TrerraPetaExaZetta

Doer

Well-Known Member
Just doing a bunch of planning at work. And it is all about Data Mining this year....again. Data collection is a database. We hear GIOG. Garbage In, Garbage Out.

But, when we try to get information out across time and multiple sources, it can still be garbage, but we call it data Mining. Mine data to process information.

So, have you asked yourself, do we know how much data there is? Not specifically, but it is estimated at 2.7 zettabytes just in the digital domain, leaving out all paper. But, it grows at approx. 5 exabytes, per DAY. We are expecting, 35 Zettabytes of data to sell mining tools, into by 2020.

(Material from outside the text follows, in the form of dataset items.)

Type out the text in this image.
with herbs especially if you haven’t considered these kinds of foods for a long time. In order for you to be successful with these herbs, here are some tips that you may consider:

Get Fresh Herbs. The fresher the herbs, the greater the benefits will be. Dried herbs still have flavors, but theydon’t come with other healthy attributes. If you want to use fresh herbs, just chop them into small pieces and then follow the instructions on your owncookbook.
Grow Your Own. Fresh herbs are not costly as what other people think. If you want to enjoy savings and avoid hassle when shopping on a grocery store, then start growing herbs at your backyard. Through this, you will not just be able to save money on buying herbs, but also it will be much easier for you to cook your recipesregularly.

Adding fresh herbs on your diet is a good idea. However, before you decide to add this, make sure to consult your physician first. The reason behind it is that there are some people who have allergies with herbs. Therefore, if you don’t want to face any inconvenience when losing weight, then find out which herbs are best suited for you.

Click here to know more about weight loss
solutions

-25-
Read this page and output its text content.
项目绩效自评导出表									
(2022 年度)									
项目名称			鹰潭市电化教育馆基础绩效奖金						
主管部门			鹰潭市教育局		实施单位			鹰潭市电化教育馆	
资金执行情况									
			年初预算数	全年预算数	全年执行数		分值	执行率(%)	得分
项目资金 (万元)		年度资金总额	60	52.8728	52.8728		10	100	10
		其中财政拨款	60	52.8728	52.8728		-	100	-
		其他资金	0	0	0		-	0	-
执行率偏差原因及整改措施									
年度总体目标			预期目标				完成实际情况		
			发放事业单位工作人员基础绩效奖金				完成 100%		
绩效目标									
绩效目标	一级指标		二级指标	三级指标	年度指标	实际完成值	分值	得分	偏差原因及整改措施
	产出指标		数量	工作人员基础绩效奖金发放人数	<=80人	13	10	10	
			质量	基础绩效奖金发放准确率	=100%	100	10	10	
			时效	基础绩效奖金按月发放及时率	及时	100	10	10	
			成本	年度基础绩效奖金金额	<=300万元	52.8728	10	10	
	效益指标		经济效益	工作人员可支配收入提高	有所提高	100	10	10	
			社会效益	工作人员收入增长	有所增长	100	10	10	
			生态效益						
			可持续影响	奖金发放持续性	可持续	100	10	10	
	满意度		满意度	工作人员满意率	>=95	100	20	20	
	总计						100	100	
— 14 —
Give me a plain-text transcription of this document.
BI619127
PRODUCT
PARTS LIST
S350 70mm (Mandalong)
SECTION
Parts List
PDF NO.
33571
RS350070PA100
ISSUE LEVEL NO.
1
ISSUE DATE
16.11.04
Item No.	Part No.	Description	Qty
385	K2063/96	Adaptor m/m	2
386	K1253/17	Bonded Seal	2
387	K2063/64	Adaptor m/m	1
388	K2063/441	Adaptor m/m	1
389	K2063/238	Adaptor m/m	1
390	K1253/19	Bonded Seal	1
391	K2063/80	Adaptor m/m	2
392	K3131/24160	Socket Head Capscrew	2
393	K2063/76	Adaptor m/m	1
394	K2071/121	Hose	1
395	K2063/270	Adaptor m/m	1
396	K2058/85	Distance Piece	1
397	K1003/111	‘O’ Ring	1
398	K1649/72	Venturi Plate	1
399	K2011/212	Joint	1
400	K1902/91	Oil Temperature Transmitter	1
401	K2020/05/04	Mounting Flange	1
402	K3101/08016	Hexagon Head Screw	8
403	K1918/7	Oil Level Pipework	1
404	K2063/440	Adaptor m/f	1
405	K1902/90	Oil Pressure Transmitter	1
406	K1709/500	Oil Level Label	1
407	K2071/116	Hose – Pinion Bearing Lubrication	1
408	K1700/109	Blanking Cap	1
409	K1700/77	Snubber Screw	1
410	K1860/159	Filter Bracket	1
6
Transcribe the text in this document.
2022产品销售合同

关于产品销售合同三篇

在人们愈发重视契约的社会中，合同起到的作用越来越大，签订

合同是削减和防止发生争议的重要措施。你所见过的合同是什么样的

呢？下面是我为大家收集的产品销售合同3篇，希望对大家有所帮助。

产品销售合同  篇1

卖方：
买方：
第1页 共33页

just like the population, it keeps growing. And like the population, there may be a tipping point where we begin to lose information, like we can adjust our birth rates. (well under way, as a matter of fact)

And almost all the information we have today is more like plain dirt. 80% of all information is unstructured. So, almost all the important stuff has to be sifted, like placer panning for flour gold. A data mine is like a hard rock, lode mine. Things are organized and we are not shifting tons of dirt to find one flake of information.

There is more opportunity in this world today than has every existed over all time, in my mind. Plenty of work for me, means plenty of work for you.

Just to give an idea.,,,, A gigabyte is 3 sets of Zeros. 1,000,000,000. A Zettabyte is 6 sets of Zeros.
 

Doer

Well-Known Member
We are industry and not at all concerned with that. We sell to the largest Enterprises in the world. What ever we are allowed to do we do. We can't afford to be illegal in any way, shape or form. I think you need to Zetta-ize your thinking on data. Only a gigga of this is privacy data, the rest is just saved and UN-organzied past production and measurements, that can yield great value for an Enterprise, if it can be mined, properly.

Again in my gold analogy, it is like taking all the placer gold back and getting a valley worth of tons of unrelated, hard to find extremely valuable particles. And like gold, a few particles are only nothing. But, it all adds up. So, a data mine concept is not beginning a new mine that after decades will produce chunks of gold.

It is like a gold magnet, that goes out and finds the placer gold and sucks it all back into the rock vein for easy pickings. Every company has a valley of placer gold, if you will, that they cannot extract, in a worthwhile manner. They need good, gold magnet data Tech to organized the data and data sources, first.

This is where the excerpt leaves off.